John Boyd was an Air Force Pilot and Military Strategist.  He developed a theory called the OODA Loop.  In it, we practice the art of Observation, Orientation, Deciding, and Acting.  In a combat situation, the one who can do this faster will make more observations, orientation, decisions, and take more actions than his or her opponent.  It is a formula for success and can be applied to any moment of our day.  Apply it in the rest of your life and you will make more observations, orient more often, make more decisions, and take more actions than you would have.  Try it, and make it a part of you.


Here are the short notes that I took from reading his theory:


-Ambiguity and uncertainty surround us.

-Our inability to properly make sense of our changing reality is the bigger hindrance.

-When our circumstances change, we often fail to shift our perspective and instead continue to try to see the world as we feel it should be. We need to shift our mental concepts.

-Mental concepts (Mental Models) can be rooted in tradition, heritage, or genetics, or be as specific as rules, laws and social etiquette.

- Sometimes our Mental Models don't match up with reality.

- Gödel’s Incompleteness Theorems. Any logical model of reality is incomplete and must be continuously refined/adapted in the face of new observations.

- Heisenberg’s Uncertainty Principle. We cannot simultaneously fix or determine the velocity and position of a particle or body. As we get a more and more precise measure of one value (velocity or positions), our measurement of the other value becomes more and more uncertain. The uncertainty of one variable is created simply by the act of observation. Even as we get more precise observations about a particular domain, we’re likely to experience more uncertainty about another. Hence, there is a limitation in our ability to observe reality with precision.

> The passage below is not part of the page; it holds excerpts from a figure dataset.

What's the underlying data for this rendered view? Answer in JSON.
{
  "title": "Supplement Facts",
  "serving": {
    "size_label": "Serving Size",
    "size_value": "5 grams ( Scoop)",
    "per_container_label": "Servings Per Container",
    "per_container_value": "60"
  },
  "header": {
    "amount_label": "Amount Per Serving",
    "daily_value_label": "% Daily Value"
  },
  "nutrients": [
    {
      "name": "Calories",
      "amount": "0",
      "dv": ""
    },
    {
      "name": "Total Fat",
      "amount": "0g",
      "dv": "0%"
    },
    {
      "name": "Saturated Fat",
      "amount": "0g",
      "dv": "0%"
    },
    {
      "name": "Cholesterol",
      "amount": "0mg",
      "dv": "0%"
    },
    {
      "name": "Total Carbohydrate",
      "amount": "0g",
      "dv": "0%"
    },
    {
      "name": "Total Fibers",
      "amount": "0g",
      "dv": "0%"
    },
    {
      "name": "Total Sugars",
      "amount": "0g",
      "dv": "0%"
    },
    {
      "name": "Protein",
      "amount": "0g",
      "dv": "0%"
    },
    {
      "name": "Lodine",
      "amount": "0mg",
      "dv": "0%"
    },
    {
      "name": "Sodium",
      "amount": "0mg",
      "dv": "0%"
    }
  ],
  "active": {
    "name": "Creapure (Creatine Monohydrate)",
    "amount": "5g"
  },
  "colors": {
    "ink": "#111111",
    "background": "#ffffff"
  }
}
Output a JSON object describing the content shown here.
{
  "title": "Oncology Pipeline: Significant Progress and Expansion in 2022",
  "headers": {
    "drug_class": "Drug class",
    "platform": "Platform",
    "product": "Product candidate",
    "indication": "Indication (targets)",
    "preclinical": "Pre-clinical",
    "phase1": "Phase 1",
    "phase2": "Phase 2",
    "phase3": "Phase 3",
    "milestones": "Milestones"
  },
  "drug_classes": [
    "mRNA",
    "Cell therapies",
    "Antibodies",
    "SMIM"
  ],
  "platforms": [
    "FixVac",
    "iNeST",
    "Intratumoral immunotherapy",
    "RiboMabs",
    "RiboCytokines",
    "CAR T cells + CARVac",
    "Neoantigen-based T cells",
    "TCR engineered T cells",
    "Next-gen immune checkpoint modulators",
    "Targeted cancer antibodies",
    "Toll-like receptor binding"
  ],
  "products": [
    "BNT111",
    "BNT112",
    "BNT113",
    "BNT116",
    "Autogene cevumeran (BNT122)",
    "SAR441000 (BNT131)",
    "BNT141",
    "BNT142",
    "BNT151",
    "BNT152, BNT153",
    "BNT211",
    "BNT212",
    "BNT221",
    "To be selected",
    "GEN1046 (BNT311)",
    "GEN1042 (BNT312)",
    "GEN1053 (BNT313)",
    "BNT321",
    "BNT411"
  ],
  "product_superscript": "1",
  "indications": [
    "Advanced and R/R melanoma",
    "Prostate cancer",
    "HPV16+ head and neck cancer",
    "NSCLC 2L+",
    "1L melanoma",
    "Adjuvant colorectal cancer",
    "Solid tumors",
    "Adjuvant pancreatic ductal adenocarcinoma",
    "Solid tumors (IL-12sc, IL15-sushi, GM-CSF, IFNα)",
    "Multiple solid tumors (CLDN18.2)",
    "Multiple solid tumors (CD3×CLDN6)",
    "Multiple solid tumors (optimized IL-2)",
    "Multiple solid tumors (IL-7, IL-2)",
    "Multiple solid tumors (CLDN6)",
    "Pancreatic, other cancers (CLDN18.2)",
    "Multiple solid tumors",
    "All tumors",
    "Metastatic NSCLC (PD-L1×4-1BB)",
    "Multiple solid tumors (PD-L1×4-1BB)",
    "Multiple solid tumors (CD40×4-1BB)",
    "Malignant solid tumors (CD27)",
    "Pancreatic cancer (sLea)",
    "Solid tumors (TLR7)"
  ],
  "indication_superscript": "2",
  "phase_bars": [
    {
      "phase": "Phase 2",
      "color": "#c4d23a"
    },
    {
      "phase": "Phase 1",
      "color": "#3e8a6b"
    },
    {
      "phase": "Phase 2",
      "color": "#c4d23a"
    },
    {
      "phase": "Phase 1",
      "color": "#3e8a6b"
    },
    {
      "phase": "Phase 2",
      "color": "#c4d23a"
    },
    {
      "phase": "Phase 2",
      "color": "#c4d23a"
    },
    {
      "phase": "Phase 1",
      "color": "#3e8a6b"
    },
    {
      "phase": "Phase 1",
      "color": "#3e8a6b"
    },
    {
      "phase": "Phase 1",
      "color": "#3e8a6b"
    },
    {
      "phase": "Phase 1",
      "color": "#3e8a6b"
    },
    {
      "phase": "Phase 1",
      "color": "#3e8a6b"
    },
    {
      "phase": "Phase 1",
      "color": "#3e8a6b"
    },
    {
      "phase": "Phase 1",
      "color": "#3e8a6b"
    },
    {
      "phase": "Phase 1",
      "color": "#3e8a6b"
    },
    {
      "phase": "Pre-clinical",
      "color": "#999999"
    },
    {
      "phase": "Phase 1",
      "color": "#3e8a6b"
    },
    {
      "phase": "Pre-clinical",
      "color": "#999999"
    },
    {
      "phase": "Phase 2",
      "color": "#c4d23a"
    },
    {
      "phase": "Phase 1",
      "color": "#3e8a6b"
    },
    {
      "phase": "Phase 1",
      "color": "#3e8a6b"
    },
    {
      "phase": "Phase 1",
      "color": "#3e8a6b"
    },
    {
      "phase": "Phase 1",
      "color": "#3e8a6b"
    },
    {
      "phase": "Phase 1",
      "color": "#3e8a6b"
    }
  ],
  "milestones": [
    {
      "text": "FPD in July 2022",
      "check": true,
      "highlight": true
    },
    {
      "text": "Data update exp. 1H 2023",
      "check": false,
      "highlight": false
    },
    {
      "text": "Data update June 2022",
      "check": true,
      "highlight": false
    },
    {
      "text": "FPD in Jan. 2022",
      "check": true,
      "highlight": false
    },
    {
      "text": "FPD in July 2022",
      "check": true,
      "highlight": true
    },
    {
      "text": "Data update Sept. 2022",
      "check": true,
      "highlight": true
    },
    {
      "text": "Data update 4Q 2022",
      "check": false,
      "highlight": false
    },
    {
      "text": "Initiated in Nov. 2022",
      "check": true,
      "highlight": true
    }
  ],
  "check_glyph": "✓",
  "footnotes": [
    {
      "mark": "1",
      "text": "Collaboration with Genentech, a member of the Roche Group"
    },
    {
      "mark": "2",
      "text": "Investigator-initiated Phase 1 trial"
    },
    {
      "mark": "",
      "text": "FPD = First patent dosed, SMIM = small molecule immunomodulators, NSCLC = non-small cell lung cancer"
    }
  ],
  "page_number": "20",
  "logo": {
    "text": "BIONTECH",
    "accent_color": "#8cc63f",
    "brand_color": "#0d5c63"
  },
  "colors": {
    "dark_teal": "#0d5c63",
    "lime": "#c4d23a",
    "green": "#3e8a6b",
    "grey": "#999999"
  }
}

- 2nd Law of Thermodynamics. Without new information, we are closed systems.

- Looking inward you only access old mental models, you are the man with a hammer and everything is a nail.

- Develop mental agility. Observe (unfolding circumstances, outside information, implicit guidance and control) Orient ( cultural traditions, genetic heritage, new information, analysis and synthesis, previous experience) Decide, Act. Everything is new all the time.


- “If we don’t communicate with the outside world–to gain information for knowledge and understanding–we die out to become a non-discerning and uninteresting part of that world.” –John Boyd

- Observe, be an open system. Condition Yellow is a relaxed alert.

- Destructive Deduction * You constantly have to break apart your old paradigms and * Creative Induction put the resulting pieces back together to create a new perspective that better matches your current reality. It's a continual process. A loser is someone who cannot build snowmobiles and employ them when facing uncertainty and unpredictable change.

- Familiarize yourself with as many theories and field of knowledge as possible and challenge your beliefs. “When we try to pick out anything by itself, we find it hitched to everything else in the universe.”

- “Orientation isn’t just a state you’re in; it’s a process. You’re always orienting.” –John Boyd

- Decide * when we decide which mental model(s) to use, we’re forced to settle for ones that aren’t perfect, but good enough.

- Act * Test * “We gotta get an image or picture in our head, which we call orientation. Then we have to make a decision as to what we’re going to do, and then implement the decision….Then we look at the [resulting] action, plus our observation, and we drag in new data, new orientation, a new decision, new action, ad infinitum…” –John Boyd

- Speed up and slow down your OODA Loop to create moments in time.